For starters – believe that we are meant to live after the deluge. History is on our side. In these hard times, hold onto the fact that we are survivors, and this will ultimately pass.
In addition, when we don’t know, we can (and do) say “I don’t know.”
And then add a few other tag lines while remaining calm and reassuring. We can do this by being available and accessible, physically and emotionally. My friend the doc says she is making sure to be highly visible, even when she is swamped with saving lives and juggling priorities. Same is true for parents.
She also delivers messages with empathy,
“I don’t know but I will look into it and see what I can find out. I know this is hard/frustrating/nerve wracking/challenging/impossible/heart breaking/worrisome. Let’s make our best decision given the limited information we have.”
We can also be conscientious to not infuse our responses with our own sense of inadequacy or anger. It’s not all that helpful to tell our kids, “I don’t know and if only these horrible ______________ fill in the blank (politicians, news reporters, teachers) would get their acts together we could make some progress.”
And of course, as we are already doing, we can share the information we DO know:
“I don’t know the answer to that question. But I DO know that we are all doing our best to keep healthy, wash our hands, socially distance, and be kind to one another.”
At the end of the day, however, it is exhausting to not know. So, we need to remember to, as they say, fill up our own wells. They are running dangerously low to empty.

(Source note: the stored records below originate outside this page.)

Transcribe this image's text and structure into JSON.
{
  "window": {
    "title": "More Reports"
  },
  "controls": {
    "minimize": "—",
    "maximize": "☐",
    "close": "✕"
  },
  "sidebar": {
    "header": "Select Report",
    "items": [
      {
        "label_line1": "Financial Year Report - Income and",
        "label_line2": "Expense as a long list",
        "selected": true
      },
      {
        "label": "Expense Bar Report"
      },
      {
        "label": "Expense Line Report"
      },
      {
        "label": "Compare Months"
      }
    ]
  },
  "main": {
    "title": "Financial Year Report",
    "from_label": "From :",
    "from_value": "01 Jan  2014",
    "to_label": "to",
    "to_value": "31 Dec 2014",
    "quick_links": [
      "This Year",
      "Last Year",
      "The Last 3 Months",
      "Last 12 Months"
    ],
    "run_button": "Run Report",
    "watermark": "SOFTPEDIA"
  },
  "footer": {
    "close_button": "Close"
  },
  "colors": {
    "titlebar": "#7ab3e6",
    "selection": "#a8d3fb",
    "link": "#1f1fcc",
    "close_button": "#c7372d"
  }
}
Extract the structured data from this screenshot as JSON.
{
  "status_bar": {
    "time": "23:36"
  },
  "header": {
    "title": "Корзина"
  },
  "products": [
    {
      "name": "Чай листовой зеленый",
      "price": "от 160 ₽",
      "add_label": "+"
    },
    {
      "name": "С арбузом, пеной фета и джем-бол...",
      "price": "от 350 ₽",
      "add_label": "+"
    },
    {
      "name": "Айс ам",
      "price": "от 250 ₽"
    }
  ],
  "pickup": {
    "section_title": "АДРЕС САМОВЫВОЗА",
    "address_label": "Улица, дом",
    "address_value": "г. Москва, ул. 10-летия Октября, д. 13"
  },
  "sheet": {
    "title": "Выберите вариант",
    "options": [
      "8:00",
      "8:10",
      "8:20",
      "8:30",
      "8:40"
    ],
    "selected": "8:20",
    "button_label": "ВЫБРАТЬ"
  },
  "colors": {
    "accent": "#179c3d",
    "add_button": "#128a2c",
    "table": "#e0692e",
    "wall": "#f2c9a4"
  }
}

Remember your right and need to vent – to a friend, colleague, clergy person, therapist – (outside the hearing range of your child/mother/patient) and that it’s pertinent to actually SCHEDULE this into your calendar. Consider at minimum 30 minutes per day with another adult in addition to an hour long a few times a week.
Remember your right and need to establish some sort of boundaries and to avoid the toxic people in your life in these times, as much as possible.
Remember your right and need to exercise and hydrate and eat healthy and sleep.
Remember your right and need to have privacy and leisure time, which is harder than we’d think, in these times.
And remember your right and need to use some positive self-talk – talk yourself up, out loud – “I can get through this. I am good at what I do. I am needed and necessary, but I am not in control of the whole world. I can focus on today and not on the rest of the week/month/year. I can and will honor ME and MY needs, starting NOW.”
While there is a ton of ‘I don’t know’ going around, we also have lots we do know. So, take good care of you and take some deep breaths and whenever possible, please take a break. You deserve it, need it, and are entitled to it.